In mid-December, I warned Roku, Inc. (NASDAQ:ROKU) investors that ROKU’s FOMO surge wasn’t sustainable as it surged into well-overvalued zones. As a result, a further valuation re-rating would have required the company to deliver significant outperformance to justify such a move. With ROKU down nearly 30% from my previous Sell article as it underperformed the S&P 500 (SPX) (SPY) significantly, I consider the thesis to have played out accordingly.
So what happened that led to ROKU investors deciding to bail out of the stock post-earnings, notwithstanding a decent fourth-quarter earnings release by Roku? Moreover, Roku’s forward guidance also suggests a positive outlook. Investors who paid close attention to Roku’s earnings call would have gleaned management’s less sanguine commentary over the growth momentum of its media and entertainment or M&E vertical. Roku’s core M&E segment is pivotal to the health and profitability of its platform business. As a result, I believe it’s justified that any less-than-perfect commentary to justify ROKU’s expensive valuation should lead to a more defensive “sell first, ask questions later” posture. Investors sitting on substantial gains from ROKU’s November 2023 lows ($55 level) likely took profit to protect their gains.
Accordingly, management seemed optimistic during its conference call, suggesting that Roku has diversified its business model beyond M&E spending. However, the market’s negative reaction suggests investors aren’t convinced unless Roku could provide more clarity over the slowdown and impact on full-year profitability. Roku has committed to balancing growth and profitability in 2024, paying more attention to its free cash flow improvement. Despite that, the lack of clear growth guidance on full-year adjusted EBITDA likely worried investors.
Accordingly, Roku telegraphed that it has aimed to post “further improvements in adjusted EBITDA for full-year 2024.” In addition, the company highlighted that YoY comps could be more challenging, as it anticipates “challenges in the M&E environment for the rest of the year.”
I believe that likely caught analysts and the market by surprise, as some analysts peppered management with questions relating to M&E spend. As a result, I think it suggests further growth in adjusted EBITDA for FY24 could prove to be much more challenging than anticipated, suggesting 2024 could potentially be a flat year at best.
Notwithstanding the cautious commentary indicated by management, Roku’s fundamental drivers have improved over the past year. Management provided salient updates over key metrics, indicating that Roku has continued to scale remarkably well. Accordingly, the company delivered an FY23 adjusted EBITDA of $4.3M. While it’s nothing spectacular, it underscores the market’s confidence that the worst in its business performance has likely bottomed out in FY22.
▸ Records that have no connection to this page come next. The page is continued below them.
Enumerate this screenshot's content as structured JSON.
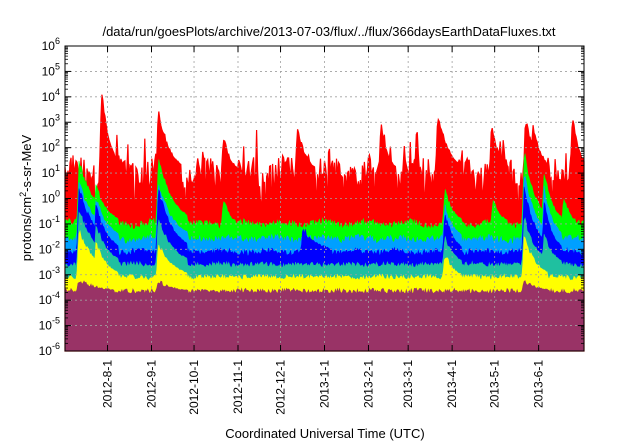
{
  "chart_data": {
    "type": "area",
    "title": "/data/run/goesPlots/archive/2013-07-03/flux/../flux/366daysEarthDataFluxes.txt",
    "xlabel": "Coordinated Universal Time (UTC)",
    "ylabel": "protons/cm²-s-sr-MeV",
    "ylabel_base": "protons/cm",
    "ylabel_sup": "2",
    "ylabel_rest": "-s-sr-MeV",
    "y_scale": "log",
    "ylim": [
      1e-06,
      1000000.0
    ],
    "y_tick_exponents": [
      -6,
      -5,
      -4,
      -3,
      -2,
      -1,
      0,
      1,
      2,
      3,
      4,
      5,
      6
    ],
    "xlim": [
      "2012-07-02",
      "2013-07-03"
    ],
    "x_ticks": [
      "2012-8-1",
      "2012-9-1",
      "2012-10-1",
      "2012-11-1",
      "2012-12-1",
      "2013-1-1",
      "2013-2-1",
      "2013-3-1",
      "2013-4-1",
      "2013-5-1",
      "2013-6-1"
    ],
    "grid": true,
    "legend": "none",
    "series": [
      {
        "color": "#ff0000",
        "baseline_log": 1.0,
        "amp": 0.6,
        "noise": 0.55,
        "floor_log": -1.2,
        "events": [
          [
            26,
            4.1,
            6
          ],
          [
            66,
            3.4,
            8
          ],
          [
            70,
            2.5,
            6
          ],
          [
            112,
            2.4,
            5
          ],
          [
            164,
            2.8,
            6
          ],
          [
            223,
            2.9,
            5
          ],
          [
            263,
            3.3,
            8
          ],
          [
            301,
            2.8,
            6
          ],
          [
            325,
            3.1,
            7
          ],
          [
            330,
            2.9,
            6
          ],
          [
            358,
            3.2,
            5
          ]
        ]
      },
      {
        "color": "#00ff00",
        "baseline_log": -1.0,
        "amp": 0.15,
        "noise": 0.15,
        "floor_log": -1.3,
        "events": [
          [
            10,
            1.4,
            12
          ],
          [
            22,
            0.5,
            8
          ],
          [
            66,
            1.6,
            10
          ],
          [
            112,
            0.0,
            4
          ],
          [
            268,
            0.3,
            6
          ],
          [
            302,
            0.0,
            5
          ],
          [
            324,
            1.8,
            8
          ],
          [
            338,
            1.1,
            6
          ],
          [
            352,
            0.1,
            4
          ]
        ]
      },
      {
        "color": "#00a0ff",
        "baseline_log": -1.6,
        "amp": 0.1,
        "noise": 0.15,
        "floor_log": -2.0,
        "events": [
          [
            10,
            0.6,
            12
          ],
          [
            22,
            0.0,
            8
          ],
          [
            66,
            0.6,
            10
          ],
          [
            268,
            -0.3,
            6
          ],
          [
            324,
            1.0,
            8
          ],
          [
            338,
            0.4,
            6
          ]
        ]
      },
      {
        "color": "#0000ff",
        "baseline_log": -2.1,
        "amp": 0.1,
        "noise": 0.12,
        "floor_log": -2.4,
        "events": [
          [
            10,
            0.4,
            12
          ],
          [
            22,
            -0.3,
            8
          ],
          [
            66,
            0.4,
            10
          ],
          [
            168,
            -1.2,
            10
          ],
          [
            268,
            -0.6,
            6
          ],
          [
            324,
            0.5,
            8
          ],
          [
            338,
            -0.2,
            6
          ]
        ]
      },
      {
        "color": "#1fc0a0",
        "baseline_log": -2.6,
        "amp": 0.05,
        "noise": 0.1,
        "floor_log": -2.9,
        "events": [
          [
            10,
            -0.5,
            12
          ],
          [
            22,
            -1.0,
            8
          ],
          [
            66,
            -0.8,
            10
          ],
          [
            268,
            -1.5,
            6
          ],
          [
            324,
            -0.8,
            8
          ],
          [
            338,
            -1.4,
            6
          ]
        ]
      },
      {
        "color": "#ffff00",
        "baseline_log": -3.1,
        "amp": 0.05,
        "noise": 0.1,
        "floor_log": -3.3,
        "events": [
          [
            10,
            -1.3,
            12
          ],
          [
            22,
            -1.8,
            8
          ],
          [
            66,
            -1.8,
            10
          ],
          [
            268,
            -2.2,
            6
          ],
          [
            324,
            -1.5,
            8
          ]
        ]
      },
      {
        "color": "#993366",
        "baseline_log": -3.65,
        "amp": 0.05,
        "noise": 0.1,
        "floor_log": -3.75,
        "events": [
          [
            10,
            -3.2,
            12
          ],
          [
            66,
            -3.3,
            10
          ],
          [
            324,
            -3.2,
            8
          ]
        ]
      },
      {
        "color": "#993366",
        "baseline_log": -4.9,
        "amp": 0.05,
        "noise": 0.05,
        "floor_log": -5.0,
        "events": []
      }
    ]
  }
}
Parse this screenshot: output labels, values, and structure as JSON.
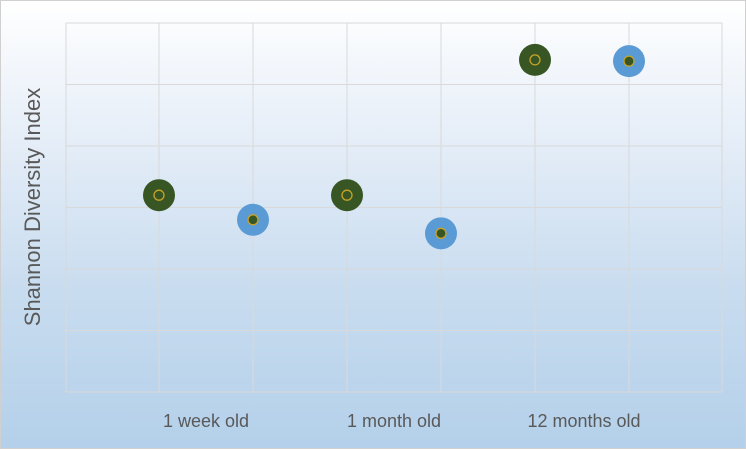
{
  "chart_data": {
    "type": "scatter",
    "title": "",
    "xlabel": "",
    "ylabel": "Shannon Diversity Index",
    "x_tick_labels": [
      "1 week old",
      "1 month old",
      "12 months old"
    ],
    "ylim": [
      0,
      6
    ],
    "grid": true,
    "legend": "none",
    "points": [
      {
        "group": "1 week old",
        "color": "#375623",
        "y": 3.2
      },
      {
        "group": "1 week old",
        "color": "#5b9bd5",
        "y": 2.8
      },
      {
        "group": "1 month old",
        "color": "#375623",
        "y": 3.2
      },
      {
        "group": "1 month old",
        "color": "#5b9bd5",
        "y": 2.58
      },
      {
        "group": "12 months old",
        "color": "#375623",
        "y": 5.4
      },
      {
        "group": "12 months old",
        "color": "#5b9bd5",
        "y": 5.38
      }
    ]
  },
  "colors": {
    "grid": "#d9d9d9",
    "green_marker": "#375623",
    "blue_marker": "#5b9bd5",
    "marker_center_ring": "#c9a227"
  }
}
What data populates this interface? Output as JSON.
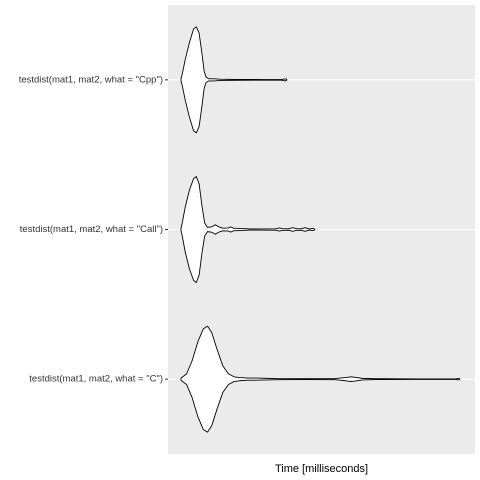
{
  "chart_data": {
    "type": "violin",
    "orientation": "horizontal",
    "title": "",
    "xlabel": "Time [milliseconds]",
    "ylabel": "",
    "x_tick_labels": [],
    "grid": true,
    "legend": "none",
    "colors": {
      "panel": "#EBEBEB",
      "grid": "#FFFFFF",
      "outline": "#000000",
      "fill": "#FFFFFF"
    },
    "x_range": [
      0,
      100
    ],
    "categories": [
      "testdist(mat1, mat2, what = \"Cpp\")",
      "testdist(mat1, mat2, what = \"Call\")",
      "testdist(mat1, mat2, what = \"C\")"
    ],
    "series": [
      {
        "category": "testdist(mat1, mat2, what = \"Cpp\")",
        "density": [
          [
            0.0,
            0.02
          ],
          [
            0.5,
            0.12
          ],
          [
            1.5,
            0.38
          ],
          [
            3,
            0.7
          ],
          [
            4.5,
            0.96
          ],
          [
            5.5,
            1.0
          ],
          [
            6.5,
            0.88
          ],
          [
            7.5,
            0.5
          ],
          [
            8.3,
            0.16
          ],
          [
            9,
            0.05
          ],
          [
            10,
            0.02
          ],
          [
            12,
            0.02
          ],
          [
            14,
            0.012
          ],
          [
            20,
            0.008
          ],
          [
            30,
            0.006
          ],
          [
            36,
            0.006
          ],
          [
            37.5,
            0.02
          ],
          [
            38,
            0.0
          ]
        ]
      },
      {
        "category": "testdist(mat1, mat2, what = \"Call\")",
        "density": [
          [
            0.0,
            0.02
          ],
          [
            0.5,
            0.14
          ],
          [
            1.5,
            0.42
          ],
          [
            3,
            0.74
          ],
          [
            4.5,
            0.96
          ],
          [
            5.5,
            1.0
          ],
          [
            6.5,
            0.86
          ],
          [
            7.5,
            0.45
          ],
          [
            8.5,
            0.12
          ],
          [
            9.5,
            0.04
          ],
          [
            11,
            0.05
          ],
          [
            12.3,
            0.09
          ],
          [
            13.5,
            0.05
          ],
          [
            15,
            0.025
          ],
          [
            17,
            0.03
          ],
          [
            17.8,
            0.05
          ],
          [
            18.8,
            0.025
          ],
          [
            25,
            0.01
          ],
          [
            34,
            0.012
          ],
          [
            35.2,
            0.03
          ],
          [
            36.5,
            0.015
          ],
          [
            38.5,
            0.012
          ],
          [
            40,
            0.035
          ],
          [
            41.5,
            0.015
          ],
          [
            43,
            0.012
          ],
          [
            44.5,
            0.035
          ],
          [
            46,
            0.01
          ],
          [
            47.5,
            0.02
          ],
          [
            48,
            0.0
          ]
        ]
      },
      {
        "category": "testdist(mat1, mat2, what = \"C\")",
        "density": [
          [
            0.0,
            0.02
          ],
          [
            2,
            0.1
          ],
          [
            4,
            0.35
          ],
          [
            6,
            0.7
          ],
          [
            8,
            0.95
          ],
          [
            9.5,
            1.0
          ],
          [
            11,
            0.88
          ],
          [
            13,
            0.55
          ],
          [
            15,
            0.25
          ],
          [
            17,
            0.1
          ],
          [
            19,
            0.045
          ],
          [
            21,
            0.03
          ],
          [
            24,
            0.02
          ],
          [
            27,
            0.02
          ],
          [
            31,
            0.015
          ],
          [
            35,
            0.01
          ],
          [
            45,
            0.008
          ],
          [
            55,
            0.01
          ],
          [
            57,
            0.02
          ],
          [
            59,
            0.03
          ],
          [
            61,
            0.045
          ],
          [
            63,
            0.03
          ],
          [
            65,
            0.015
          ],
          [
            70,
            0.008
          ],
          [
            85,
            0.005
          ],
          [
            98.5,
            0.005
          ],
          [
            99.5,
            0.015
          ],
          [
            100,
            0.0
          ]
        ]
      }
    ]
  }
}
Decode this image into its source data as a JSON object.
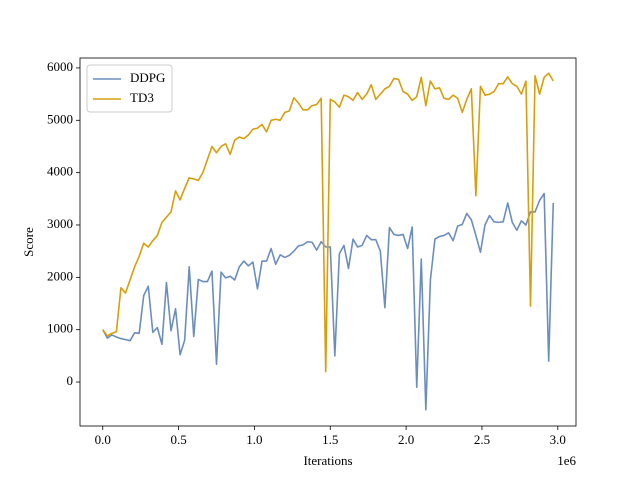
{
  "chart_data": {
    "type": "line",
    "xlabel": "Iterations",
    "ylabel": "Score",
    "x_offset_label": "1e6",
    "x": [
      0,
      0.03,
      0.06,
      0.09,
      0.12,
      0.15,
      0.18,
      0.21,
      0.24,
      0.27,
      0.3,
      0.33,
      0.36,
      0.39,
      0.42,
      0.45,
      0.48,
      0.51,
      0.54,
      0.57,
      0.6,
      0.63,
      0.66,
      0.69,
      0.72,
      0.75,
      0.78,
      0.81,
      0.84,
      0.87,
      0.9,
      0.93,
      0.96,
      0.99,
      1.02,
      1.05,
      1.08,
      1.11,
      1.14,
      1.17,
      1.2,
      1.23,
      1.26,
      1.29,
      1.32,
      1.35,
      1.38,
      1.41,
      1.44,
      1.47,
      1.5,
      1.53,
      1.56,
      1.59,
      1.62,
      1.65,
      1.68,
      1.71,
      1.74,
      1.77,
      1.8,
      1.83,
      1.86,
      1.89,
      1.92,
      1.95,
      1.98,
      2.01,
      2.04,
      2.07,
      2.1,
      2.13,
      2.16,
      2.19,
      2.22,
      2.25,
      2.28,
      2.31,
      2.34,
      2.37,
      2.4,
      2.43,
      2.46,
      2.49,
      2.52,
      2.55,
      2.58,
      2.61,
      2.64,
      2.67,
      2.7,
      2.73,
      2.76,
      2.79,
      2.82,
      2.85,
      2.88,
      2.91,
      2.94,
      2.97
    ],
    "series": [
      {
        "name": "DDPG",
        "color": "#6c8ebf",
        "values": [
          1000,
          840,
          900,
          860,
          830,
          810,
          790,
          940,
          930,
          1650,
          1830,
          950,
          1040,
          720,
          1900,
          980,
          1400,
          520,
          800,
          2200,
          870,
          1960,
          1920,
          1920,
          2120,
          340,
          2100,
          1990,
          2020,
          1950,
          2200,
          2310,
          2220,
          2290,
          1780,
          2310,
          2310,
          2550,
          2250,
          2430,
          2380,
          2420,
          2500,
          2600,
          2620,
          2680,
          2670,
          2520,
          2680,
          2580,
          2580,
          500,
          2450,
          2610,
          2170,
          2730,
          2580,
          2610,
          2800,
          2720,
          2720,
          2500,
          1420,
          2950,
          2820,
          2800,
          2820,
          2550,
          2960,
          -100,
          2350,
          -530,
          1950,
          2730,
          2780,
          2800,
          2850,
          2700,
          2980,
          3010,
          3220,
          3100,
          2800,
          2480,
          3000,
          3180,
          3060,
          3050,
          3060,
          3420,
          3050,
          2900,
          3080,
          3000,
          3250,
          3250,
          3470,
          3600,
          400,
          3420
        ]
      },
      {
        "name": "TD3",
        "color": "#d69f0e",
        "values": [
          1000,
          880,
          930,
          960,
          1800,
          1700,
          1950,
          2200,
          2400,
          2650,
          2580,
          2700,
          2800,
          3050,
          3150,
          3250,
          3650,
          3480,
          3700,
          3900,
          3880,
          3850,
          4000,
          4250,
          4500,
          4380,
          4500,
          4550,
          4350,
          4620,
          4680,
          4650,
          4720,
          4830,
          4850,
          4920,
          4780,
          5000,
          5020,
          5000,
          5150,
          5180,
          5430,
          5330,
          5200,
          5200,
          5280,
          5300,
          5420,
          200,
          5400,
          5350,
          5250,
          5480,
          5450,
          5380,
          5530,
          5400,
          5500,
          5680,
          5400,
          5500,
          5600,
          5650,
          5800,
          5780,
          5550,
          5500,
          5380,
          5450,
          5820,
          5280,
          5750,
          5600,
          5620,
          5420,
          5400,
          5480,
          5420,
          5150,
          5400,
          5600,
          3560,
          5650,
          5480,
          5500,
          5550,
          5700,
          5700,
          5830,
          5700,
          5650,
          5500,
          5750,
          1450,
          5850,
          5500,
          5820,
          5900,
          5750
        ]
      }
    ],
    "xlim": [
      -0.15,
      3.12
    ],
    "ylim": [
      -840,
      6190
    ],
    "xticks": [
      {
        "value": 0,
        "label": "0.0"
      },
      {
        "value": 0.5,
        "label": "0.5"
      },
      {
        "value": 1,
        "label": "1.0"
      },
      {
        "value": 1.5,
        "label": "1.5"
      },
      {
        "value": 2,
        "label": "2.0"
      },
      {
        "value": 2.5,
        "label": "2.5"
      },
      {
        "value": 3,
        "label": "3.0"
      }
    ],
    "yticks": [
      0,
      1000,
      2000,
      3000,
      4000,
      5000,
      6000
    ],
    "legend": "upper left",
    "grid": false
  }
}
Moreover, critical underlying metrics indicate that Roku’s market leadership should remain robust. The company posted active accounts of 80M, up from 70M a year ago. In addition, engagement has also improved, as Roku streamed 4.1 hours per active account daily in Q4, up from 3.8 hours in the previous year. In addition, the company has also retained its position as the “#1 TV streaming platform by hours streamed in both the U.S. and Mexico.” Consequently, I assessed that Roku’s platform-agnostic approach toward ad-supported streaming has demonstrated its value proposition with consumers, bolstering its appeal. Notwithstanding the increasingly competitive streaming landscape, Roku seems well-poised to benefit from the continued shift away from Linear TV as advertisers further adjust their budgets over time.
With the significant post-earnings battering, ROKU has dropped into a more attractive zone, although it’s still priced at a premium. Seeking Alpha Quant assigned ROKU with a “D” valuation grade. However, ROKU bulls might argue that its best-in-class “A+” growth grade helps justify its growth premium. As a result, I view ROKU with the lens of a growth stock. With that in mind, investors concerned with its tepid outlook and negative commentary on M&E spending must remain cautious.
With the selling pressure ROKU taking out the $80 support zone, the downside volatility is anticipated as the market shakes out dip-buyers who expected that level to be defended decisively.
Consequently, investors who prefer a validated bullish reversal signal should wait for the level to be retaken by dip-buyers looking to capitalize on the post-earnings decline.
However, I’m of the view that ROKU’s steep plunge should still be undergirded by robust buying sentiments, as it remains in a medium-term uptrend. In other words, bullish buying sentiments have already returned to the stock since its lows in late 2022. As a result, buying significant dips on an uptrend stock like ROKU is a viable strategy.
Therefore, I view the risk/reward over ROKU as increasingly more constructive, attributed to the post-earnings battering.
Rating: Upgrade to Buy.
Important note: Investors are reminded to do their due diligence and not rely on the information provided as financial advice. Please always apply independent thinking and note that the rating is not intended to time a specific entry/exit at the point of writing unless otherwise specified.